- In this worksheet you will learn how to build a pangenome as well as a core genome alignment using Roary in Galaxy
Required prerequisite(s)
- You must create an account on https://usegalaxy.eu/ and log in to that account
Suggested prerequisite(s)
- An understanding of how to use Galaxy. Some good guidance: https://www.youtube.com/watch?v=uVNdyrVDYYU
- An understanding of how Roary works: https://academic.oup.com/bioinformatics/article/31/22/3691/240757
Dataset
- This demonstration uses the GFF3 files of a set of closely related bacterial whole genome sequences
- Download this dataset and unzip it to a folder on your computer.
- GFF3 files are annotation files, laying out where each gene starts and stops and its predicted function. It is created by most annotation software such as Bakta.
- You can follow the tutorial on genome assembly and annotation (viral and bacterial) from my Pathogenic Genomics Course if you wish to learn more about this.
Steps
- In your web browser, navigate to https://usegalaxy.eu/
- Log in to your account using the ‘Login or Register’ button in the top navigation bar
- We want to upload all the genome GFF3 files together into a single collection so we can process them together.
- Click ‘Upload Data’ on the left of the screen and then select ‘Collection’ at the top.
- Drag and drop all 6 GFF3 files from the dataset into the box and when finished press ‘Start’
- Once upload is finished, click ‘Build’
- Enter a name for your collection in the ‘Name:’ box and then click ‘Create collection’
- It can take a few minutes for your collection to be built but you should see it appear in green in the right hand history section.
- In the lefthand side menu, in the search box under ‘Tools’ type roary
- Click on ‘Roary the pangenome pipeline - Quickly generate a core gene alignment from gff3 files’
- The Roary tool will now appear in the centre of the screen. This tool will compare multiple gene sets from sequenced genomes and construct their shared pangenome.
- Under ‘Individual gff files or a dataset collection’ click the dropdown and select ‘Collection’

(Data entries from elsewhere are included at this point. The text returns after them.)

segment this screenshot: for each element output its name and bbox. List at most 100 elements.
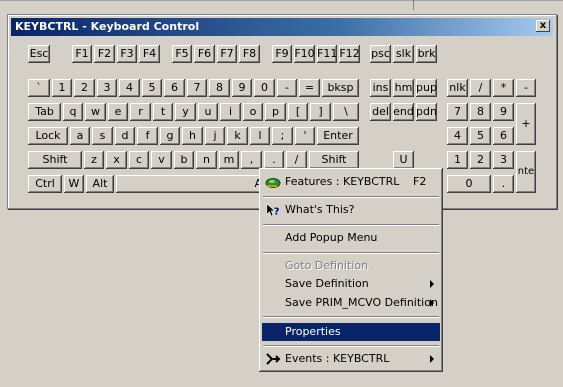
key-f5[interactable]: F5 — [172, 45, 192, 63]
key-f10[interactable]: F10 — [294, 45, 315, 63]
key-np-divide[interactable]: / — [470, 79, 491, 97]
key-np-4[interactable]: 4 — [447, 127, 468, 145]
key-brk[interactable]: brk — [416, 45, 437, 63]
key-pgup[interactable]: pup — [416, 79, 437, 97]
key-2[interactable]: 2 — [74, 79, 95, 97]
key-f8[interactable]: F8 — [239, 45, 260, 63]
key-f3[interactable]: F3 — [117, 45, 137, 63]
key-z[interactable]: z — [84, 151, 104, 169]
key-f2[interactable]: F2 — [94, 45, 115, 63]
key-tab[interactable]: Tab — [28, 103, 61, 121]
key-o[interactable]: o — [243, 103, 263, 121]
key-home[interactable]: hm — [393, 79, 414, 97]
key-np-subtract[interactable]: - — [516, 79, 536, 97]
key-np-multiply[interactable]: * — [493, 79, 514, 97]
menu-item-add-popup-menu[interactable]: Add Popup Menu — [262, 229, 440, 247]
key-shift-right[interactable]: Shift — [309, 151, 359, 169]
key-l[interactable]: l — [250, 127, 270, 145]
key-j[interactable]: j — [205, 127, 225, 145]
key-0[interactable]: 0 — [254, 79, 275, 97]
key-caps-lock[interactable]: Lock — [28, 127, 68, 145]
key-x[interactable]: x — [106, 151, 127, 169]
key-quote[interactable]: ' — [295, 127, 315, 145]
key-shift-left[interactable]: Shift — [28, 151, 82, 169]
key-del[interactable]: del — [370, 103, 391, 121]
key-r[interactable]: r — [130, 103, 151, 121]
key-numlock[interactable]: nlk — [447, 79, 468, 97]
key-np-enter[interactable]: nte — [516, 151, 536, 193]
key-t[interactable]: t — [153, 103, 173, 121]
key-k[interactable]: k — [227, 127, 248, 145]
menu-item-properties[interactable]: Properties — [262, 323, 440, 341]
key-p[interactable]: p — [265, 103, 286, 121]
key-9[interactable]: 9 — [232, 79, 252, 97]
key-e[interactable]: e — [108, 103, 128, 121]
menu-item-events[interactable]: Events : KEYBCTRL — [262, 350, 440, 368]
key-i[interactable]: i — [220, 103, 241, 121]
close-button[interactable]: x — [536, 20, 550, 32]
key-np-6[interactable]: 6 — [493, 127, 514, 145]
key-3[interactable]: 3 — [97, 79, 117, 97]
key-w[interactable]: w — [85, 103, 106, 121]
key-c[interactable]: c — [129, 151, 149, 169]
key-np-2[interactable]: 2 — [470, 151, 491, 169]
key-np-1[interactable]: 1 — [447, 151, 468, 169]
key-equals[interactable]: = — [299, 79, 320, 97]
key-end[interactable]: end — [393, 103, 414, 121]
key-slash[interactable]: / — [286, 151, 307, 169]
key-f12[interactable]: F12 — [339, 45, 360, 63]
key-pgdn[interactable]: pdn — [416, 103, 437, 121]
key-d[interactable]: d — [115, 127, 135, 145]
key-q[interactable]: q — [63, 103, 83, 121]
key-v[interactable]: v — [151, 151, 172, 169]
key-arrow-up[interactable]: U — [393, 151, 414, 169]
key-7[interactable]: 7 — [187, 79, 207, 97]
key-backspace[interactable]: bksp — [322, 79, 359, 97]
key-left-bracket[interactable]: [ — [288, 103, 308, 121]
key-psc[interactable]: psc — [370, 45, 391, 63]
key-ctrl[interactable]: Ctrl — [28, 175, 62, 193]
key-np-add[interactable]: + — [516, 103, 536, 145]
key-g[interactable]: g — [160, 127, 180, 145]
key-np-8[interactable]: 8 — [470, 103, 491, 121]
key-a[interactable]: a — [70, 127, 90, 145]
key-enter[interactable]: Enter — [317, 127, 359, 145]
key-np-decimal[interactable]: . — [493, 175, 514, 193]
key-f[interactable]: f — [137, 127, 158, 145]
key-y[interactable]: y — [175, 103, 196, 121]
key-h[interactable]: h — [182, 127, 203, 145]
key-f6[interactable]: F6 — [194, 45, 215, 63]
key-alt[interactable]: Alt — [86, 175, 114, 193]
key-4[interactable]: 4 — [119, 79, 140, 97]
key-np-7[interactable]: 7 — [447, 103, 468, 121]
key-backslash[interactable]: \ — [333, 103, 359, 121]
menu-item-save-definition[interactable]: Save Definition — [262, 275, 440, 293]
key-f7[interactable]: F7 — [217, 45, 237, 63]
key-f4[interactable]: F4 — [139, 45, 160, 63]
key-space[interactable]: A — [116, 175, 266, 193]
key-s[interactable]: s — [92, 127, 113, 145]
key-esc[interactable]: Esc — [28, 45, 50, 63]
key-minus[interactable]: - — [277, 79, 297, 97]
key-np-3[interactable]: 3 — [493, 151, 514, 169]
key-comma[interactable]: , — [241, 151, 262, 169]
key-m[interactable]: m — [219, 151, 239, 169]
menu-item-features[interactable]: Features : KEYBCTRL F2 — [262, 173, 440, 191]
key-windows[interactable]: W — [64, 175, 84, 193]
key-np-9[interactable]: 9 — [493, 103, 514, 121]
key-6[interactable]: 6 — [164, 79, 185, 97]
key-np-0[interactable]: 0 — [447, 175, 491, 193]
key-semicolon[interactable]: ; — [272, 127, 293, 145]
key-u[interactable]: u — [198, 103, 218, 121]
key-backtick[interactable]: ` — [28, 79, 50, 97]
key-n[interactable]: n — [196, 151, 217, 169]
key-f9[interactable]: F9 — [272, 45, 292, 63]
key-b[interactable]: b — [174, 151, 194, 169]
key-right-bracket[interactable]: ] — [310, 103, 331, 121]
menu-item-whats-this[interactable]: ? What's This? — [262, 201, 440, 219]
menu-item-save-prim-definition[interactable]: Save PRIM_MCVO Definition — [262, 294, 440, 312]
key-8[interactable]: 8 — [209, 79, 230, 97]
key-5[interactable]: 5 — [142, 79, 162, 97]
key-np-5[interactable]: 5 — [470, 127, 491, 145]
key-ins[interactable]: ins — [370, 79, 391, 97]
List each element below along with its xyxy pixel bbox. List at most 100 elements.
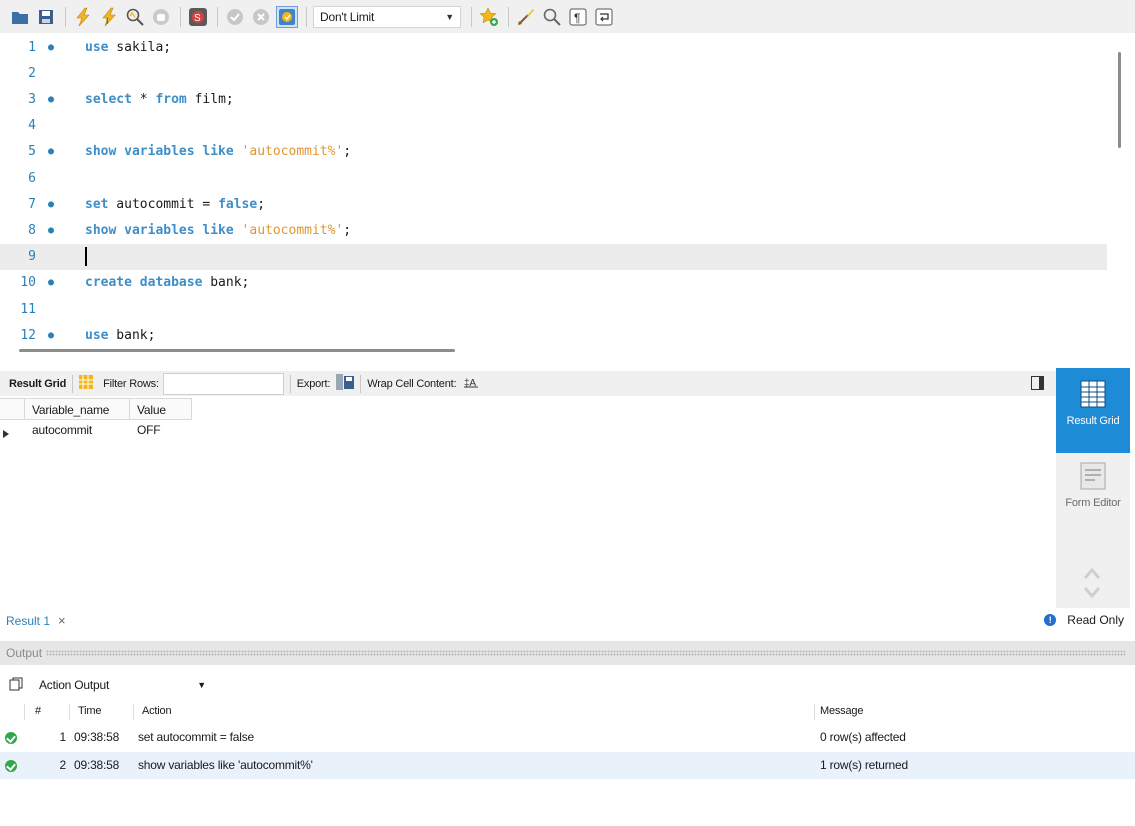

- Under ‘Dataset collection to submit to Roary’ ensure your collection is in the dropdown menu
- We are assuming that these genomes are all from the same species so we will leave the default percentage cut-offs as they are.
- If these were from different species we may want to decrease these cut-offs to be more permissive in finding homologs and not over splitting our data.
- Of note though, pangenomes are meant to be for species level analyses only and Roary is not built for genus level comparisons. If you wish to have a core genome alignment from genus level data, I would recommend Proteinortho or SCARAP
- You can request additional outputs using the checkboxes but for now we will leave these blank and get the default outputs
- Click ‘Run Tool’ to start the analysis.
- This can take a while so be patient
- When done, Roary will produce three output files (Click the eye symbol on each to see their contents):
- Summary statistics: How many genes are in the core, shell and cloud of the pangenome. We would usually expect a large core genome (>1000 genes). Do you have that here? If not, why do you think not?
- Core Gene Alignment: The alignment of all core genes across the genomes. This can be input to phylogenetic programs as outlined in other worksheets.
- Gene Presence Absence: A tab delimited file of each gene group in the pangenome, its predicted function and its distribution across the genomes.